Scientists perform surgery on cell

New procedure called world’s most precise

By GARETH COOK Boston Globe

Sunday, November 23, 2003

Cambridge — Harvard University scientists say they have performed the world’s most precise surgery, using a sophisticated new laser scalpel that can make tiny incisions within a single living cell.

Using this procedure, the team has cut out tiny elements of a cell without affecting the cell’s surface. In one experiment, they vaporized an individual mitochondrion, a microscopic structure that powers cells, without harming the cell in which it was floating.

The advance, not yet published in a scientific journal, puts a powerful tool in the hands of biologists in a booming area called mechanobiology. Even as the life sciences have been swept by the power of genetics, a growing number of scientists have been searching for the roots of diseases from hypertension to diabetes to heart failure in the physical structures of a cell.
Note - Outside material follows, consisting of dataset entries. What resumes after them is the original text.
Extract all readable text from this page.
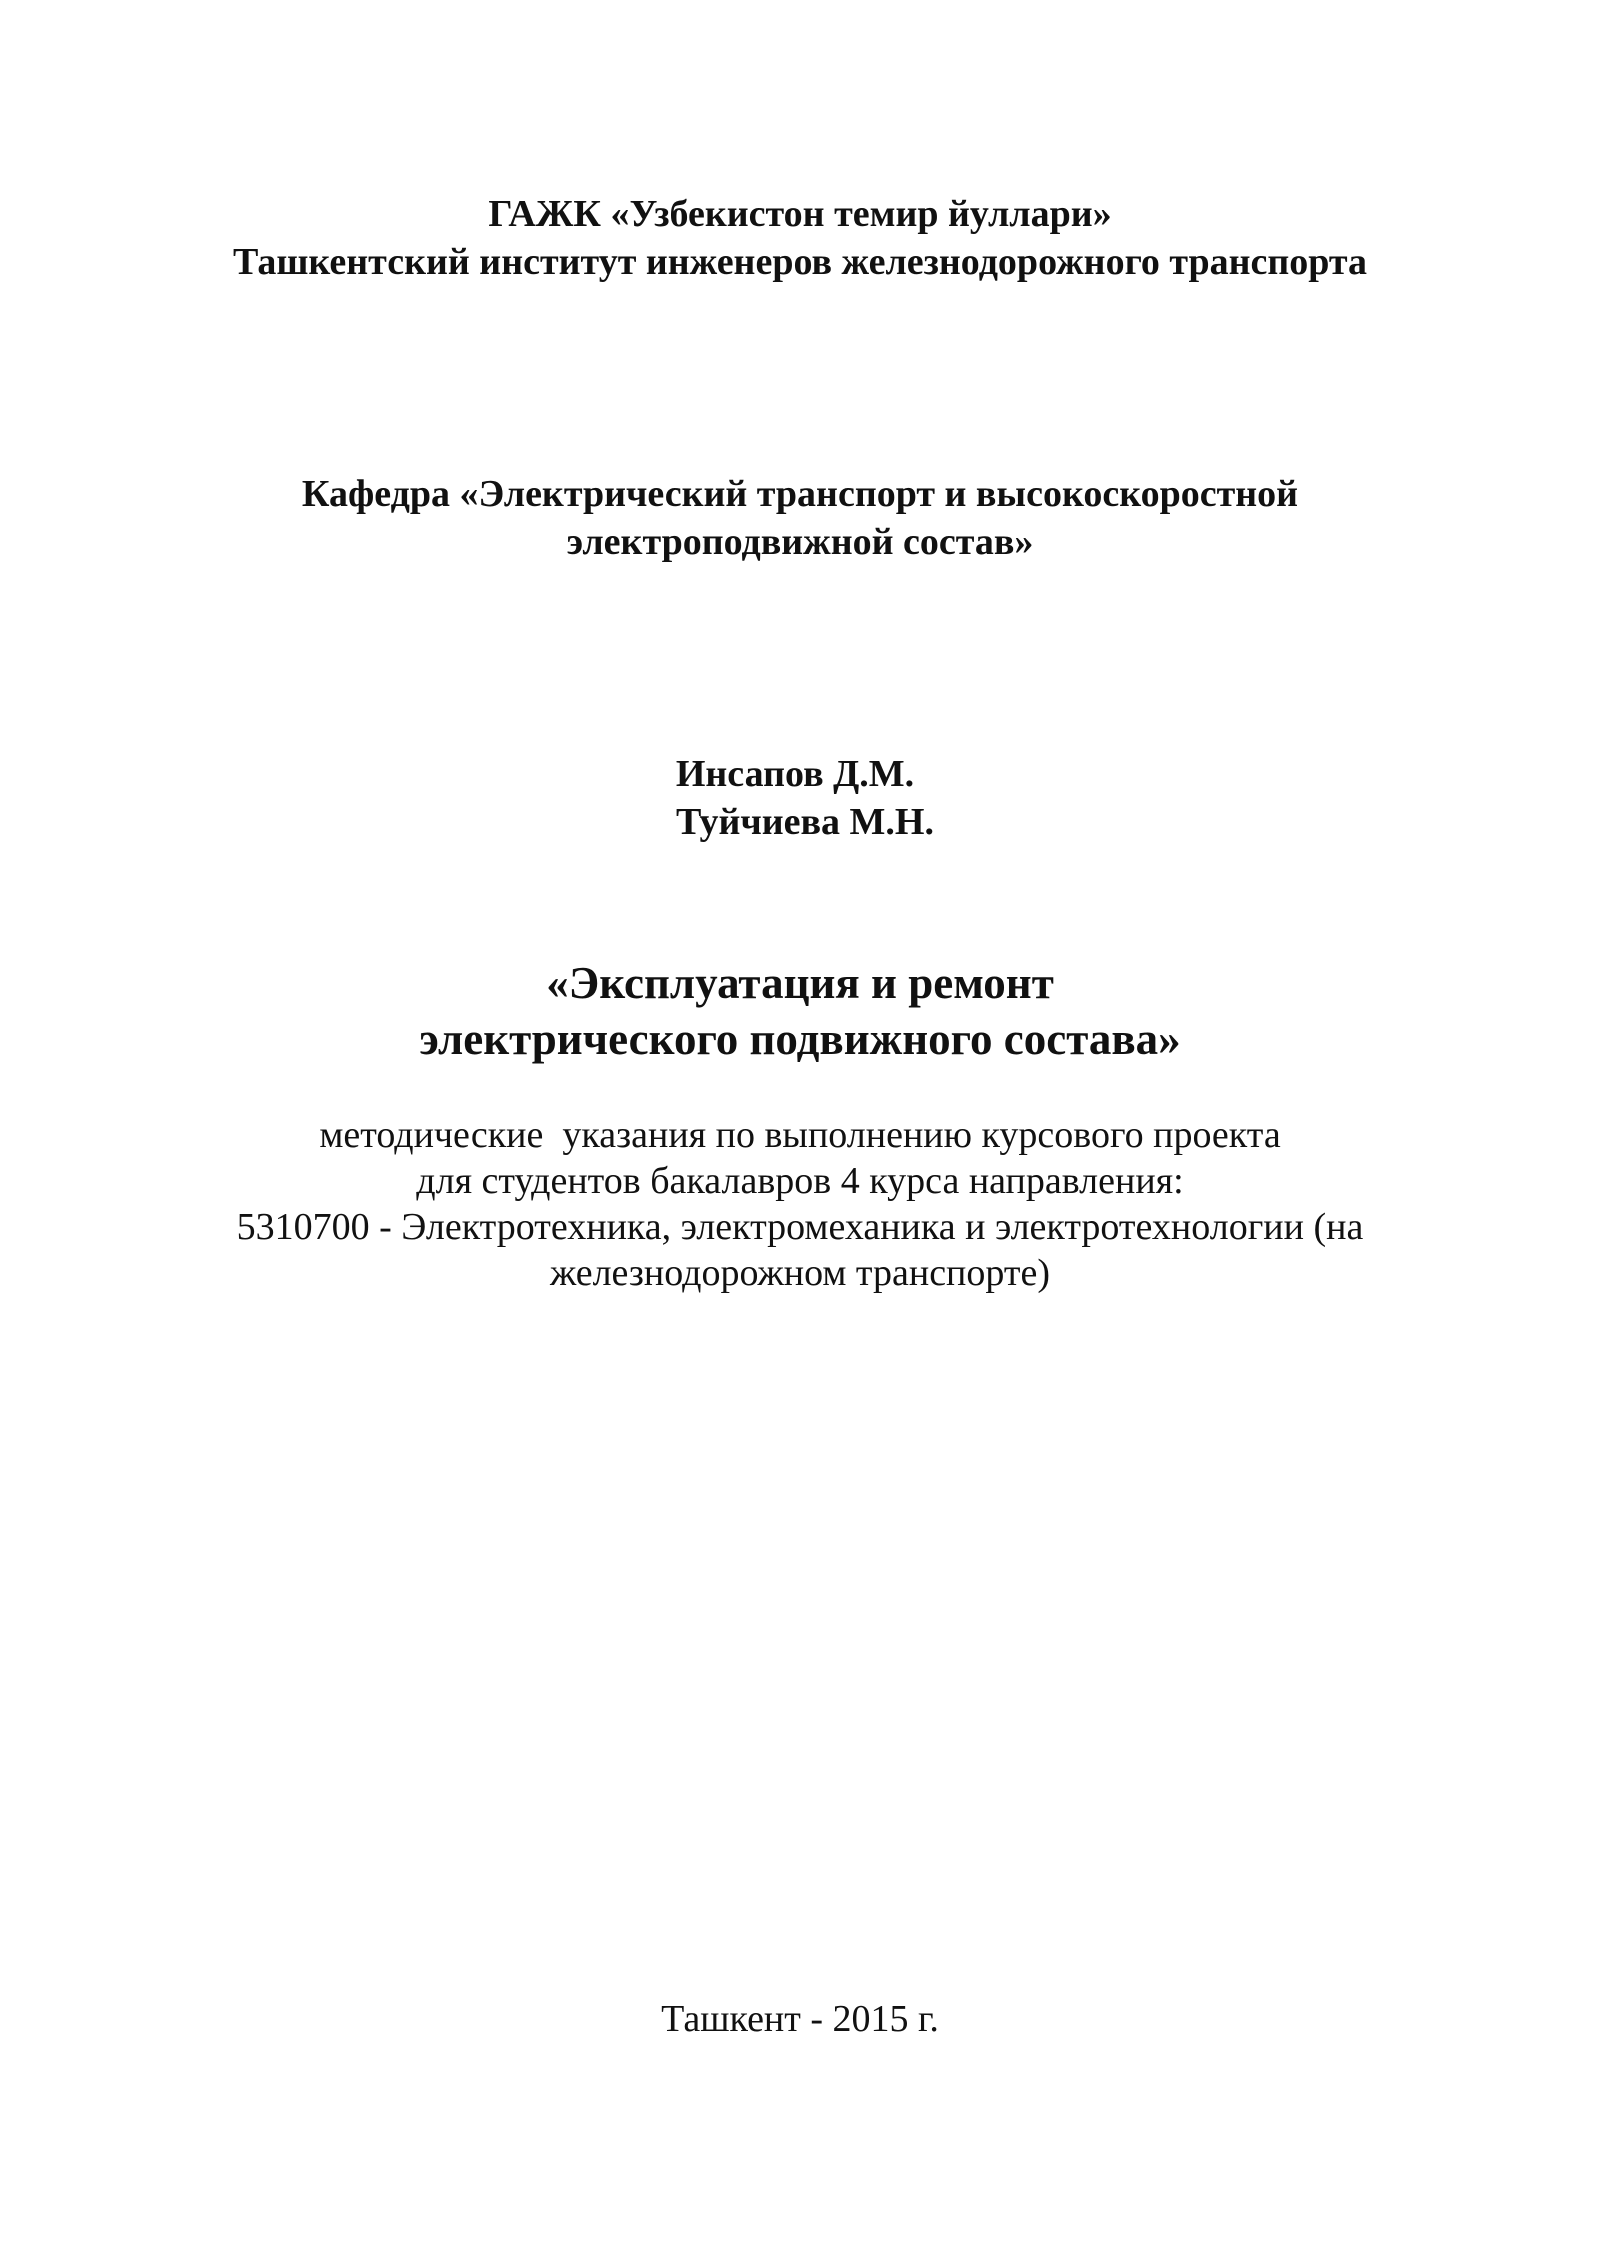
ГАЖК «Узбекистон темир йуллари»
Ташкентский институт инженеров железнодорожного транспорта
Кафедра «Электрический транспорт и высокоскоростной
электроподвижной состав»
Инсапов Д.М.
Туйчиева М.Н.
«Эксплуатация и ремонт
электрического подвижного состава»
методические  указания по выполнению курсового проекта
для студентов бакалавров 4 курса направления:
5310700 - Электротехника, электромеханика и электротехнологии (на
железнодорожном транспорте)
Ташкент - 2015 г.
The Harvard laser system will allow them to dismantle a living cell with unprecedented precision and observe the results.

“At the turn of the last century, everyone talked about mechanical forces, but that was lost,” said Don Ingber, who collaborated on the research and is professor of pathology at Harvard Medical School and Children’s Hospital. “There has been a renaissance over the last 15 years, and this provides a new opportunity.”
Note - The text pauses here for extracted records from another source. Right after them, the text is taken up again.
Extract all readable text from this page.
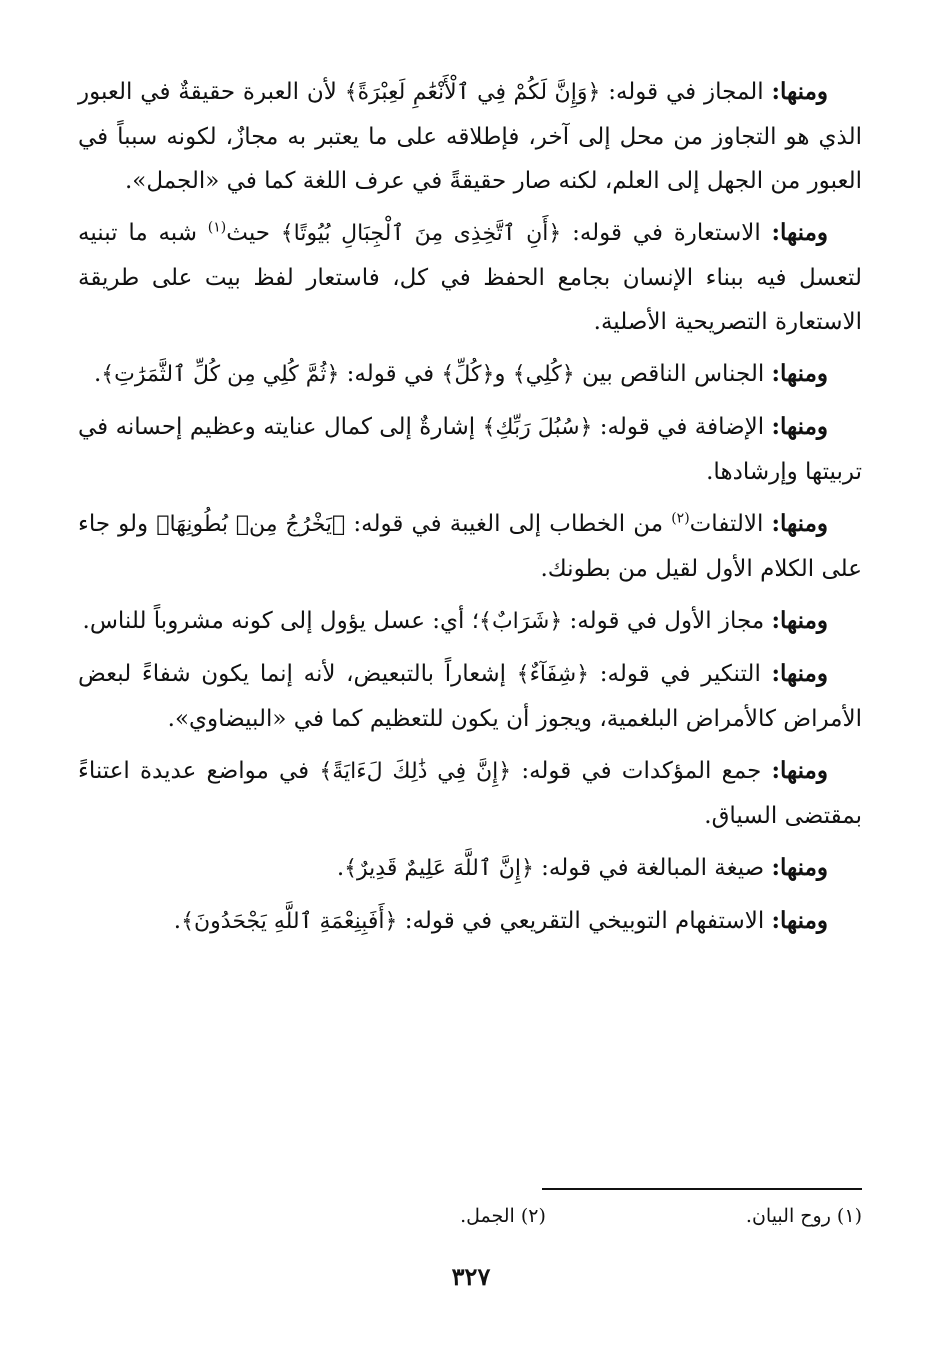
ومنها: المجاز في قوله: ﴿وَإِنَّ لَكُمْ فِي ٱلْأَنْعَٰمِ لَعِبْرَةً﴾ لأن العبرة حقيقةٌ في العبور الذي هو التجاوز من محل إلى آخر، فإطلاقه على ما يعتبر به مجازٌ، لكونه سبباً في العبور من الجهل إلى العلم، لكنه صار حقيقةً في عرف اللغة كما في «الجمل».

ومنها: الاستعارة في قوله: ﴿أَنِ ٱتَّخِذِى مِنَ ٱلْجِبَالِ بُيُوتًا﴾ حيث$^{(١)}$ شبه ما تبنيه لتعسل فيه ببناء الإنسان بجامع الحفظ في كل، فاستعار لفظ بيت على طريقة الاستعارة التصريحية الأصلية.

ومنها: الجناس الناقص بين ﴿كُلِي﴾ و﴿كُلِّ﴾ في قوله: ﴿ثُمَّ كُلِي مِن كُلِّ ٱلثَّمَرَٰتِ﴾.

ومنها: الإضافة في قوله: ﴿سُبُلَ رَبِّكِ﴾ إشارةٌ إلى كمال عنايته وعظيم إحسانه في تربيتها وإرشادها.

ومنها: الالتفات$^{(٢)}$ من الخطاب إلى الغيبة في قوله: ﴿يَخْرُجُ مِنۢ بُطُونِهَا﴾ ولو جاء على الكلام الأول لقيل من بطونك.

ومنها: مجاز الأول في قوله: ﴿شَرَابٌ﴾؛ أي: عسل يؤول إلى كونه مشروباً للناس.

ومنها: التنكير في قوله: ﴿شِفَآءٌ﴾ إشعاراً بالتبعيض، لأنه إنما يكون شفاءً لبعض الأمراض كالأمراض البلغمية، ويجوز أن يكون للتعظيم كما في «البيضاوي».

ومنها: جمع المؤكدات في قوله: ﴿إِنَّ فِي ذَٰلِكَ لَءَايَةً﴾ في مواضع عديدة اعتناءً بمقتضى السياق.

ومنها: صيغة المبالغة في قوله: ﴿إِنَّ ٱللَّهَ عَلِيمٌ قَدِيرٌ﴾.

ومنها: الاستفهام التوبيخي التقريعي في قوله: ﴿أَفَبِنِعْمَةِ ٱللَّهِ يَجْحَدُونَ﴾.

(١) روح البيان.
(٢) الجمل.
٣٢٧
The scientists have named the technique nanosurgery because it is surgery to the scale of a nanometer, or one-billionth of a meter.
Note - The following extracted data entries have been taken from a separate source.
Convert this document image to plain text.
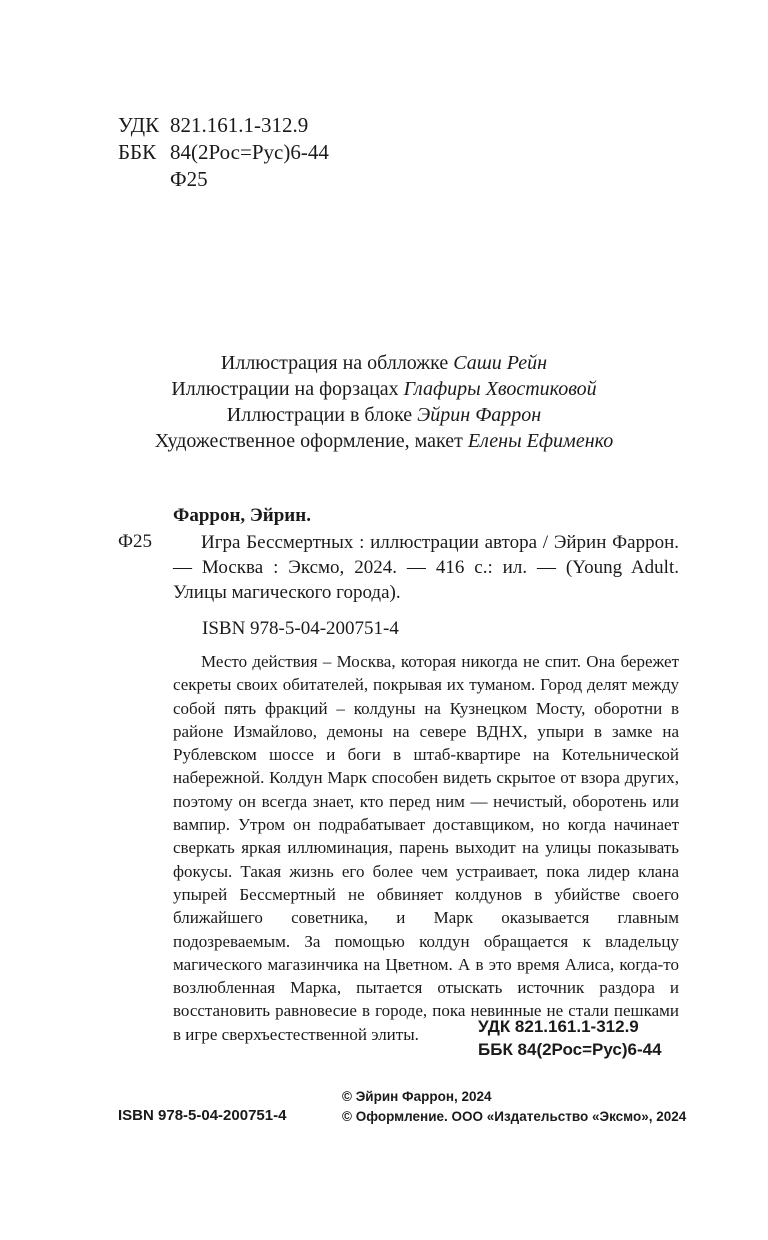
УДК 821.161.1-312.9
ББК 84(2Рос=Рус)6-44
Ф25
Иллюстрация на облложке Саши Рейн
Иллюстрации на форзацах Глафиры Хвостиковой
Иллюстрации в блоке Эйрин Фаррон
Художественное оформление, макет Елены Ефименко
Фаррон, Эйрин.
Ф25	Игра Бессмертных : иллюстрации автора / Эйрин Фаррон. — Москва : Эксмо, 2024. — 416 с.: ил. — (Young Adult. Улицы магического города).

ISBN 978-5-04-200751-4

Место действия – Москва, которая никогда не спит. Она бережет секреты своих обитателей, покрывая их туманом. Город делят между собой пять фракций – колдуны на Кузнецком Мосту, оборотни в районе Измайлово, демоны на севере ВДНХ, упыри в замке на Рублевском шоссе и боги в штаб-квартире на Котельнической набережной. Колдун Марк способен видеть скрытое от взора других, поэтому он всегда знает, кто перед ним — нечистый, оборотень или вампир. Утром он подрабатывает доставщиком, но когда начинает сверкать яркая иллюминация, парень выходит на улицы показывать фокусы. Такая жизнь его более чем устраивает, пока лидер клана упырей Бессмертный не обвиняет колдунов в убийстве своего ближайшего советника, и Марк оказывается главным подозреваемым. За помощью колдун обращается к владельцу магического магазинчика на Цветном. А в это время Алиса, когда-то возлюбленная Марка, пытается отыскать источник раздора и восстановить равновесие в городе, пока невинные не стали пешками в игре сверхъестественной элиты.	УДК 821.161.1-312.9
ББК 84(2Рос=Рус)6-44
© Эйрин Фаррон, 2024
© Оформление. ООО «Издательство «Эксмо», 2024
ISBN 978-5-04-200751-4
The team uses extremely brief laser pulses, aimed through a microscope, to obliterate whatever lies at the point of focus, according to a paper describing the work. The result is an inverted cone of ruby red light that can shine through a cell but, at its point, make a cut just 300-billionths of a meter wide, less than one- hundredth the diameter of a human hair.

The system is an improvement on previous approaches, because it can make such a cut so small that nearby structures are unaffected.

The work, which was mostly done in mouse-skin cells, could find applications in a range of biological research. The scientists cautioned that it was too early to discuss direct medical applications, in part because the human body is made of many trillion cells and in part because the technology is so new.

“We are still in the Stone Age of laser nanosurgery,” said Eric Mazur, who led the team and is a professor of applied physics at Harvard.

One of the great difficulties of using a laser to operate on the cell is the danger that the powerful beam will deliver too much energy and destroy the entire cell. To overcome this, the team built a laser that uses pulses measured in femtoseconds, which are thousandths of trillionths of seconds. A femtosecond is so vanishingly brief that light cannot make it across an average-size room in even a million femtoseconds.

The laser was also built to emit 1,000 bursts every second, which is considered low in the world of physics.

This laser is then directed through a maze of mirrors and down the eyepiece of a microscope. When the laser is turned on, a burst of light passes easily through the cell, which is largely transparent. But at the tiny point where it comes to focus, the laser light is extremely intense, the way sunlight shining through a magnifying glass can burn a leaf if the light is focused to a dot.

“It is an exciting tool,” said Paul Matsudaira, who was not involved in the research and is director of the Whitehead Institute- MIT BioImaging Center.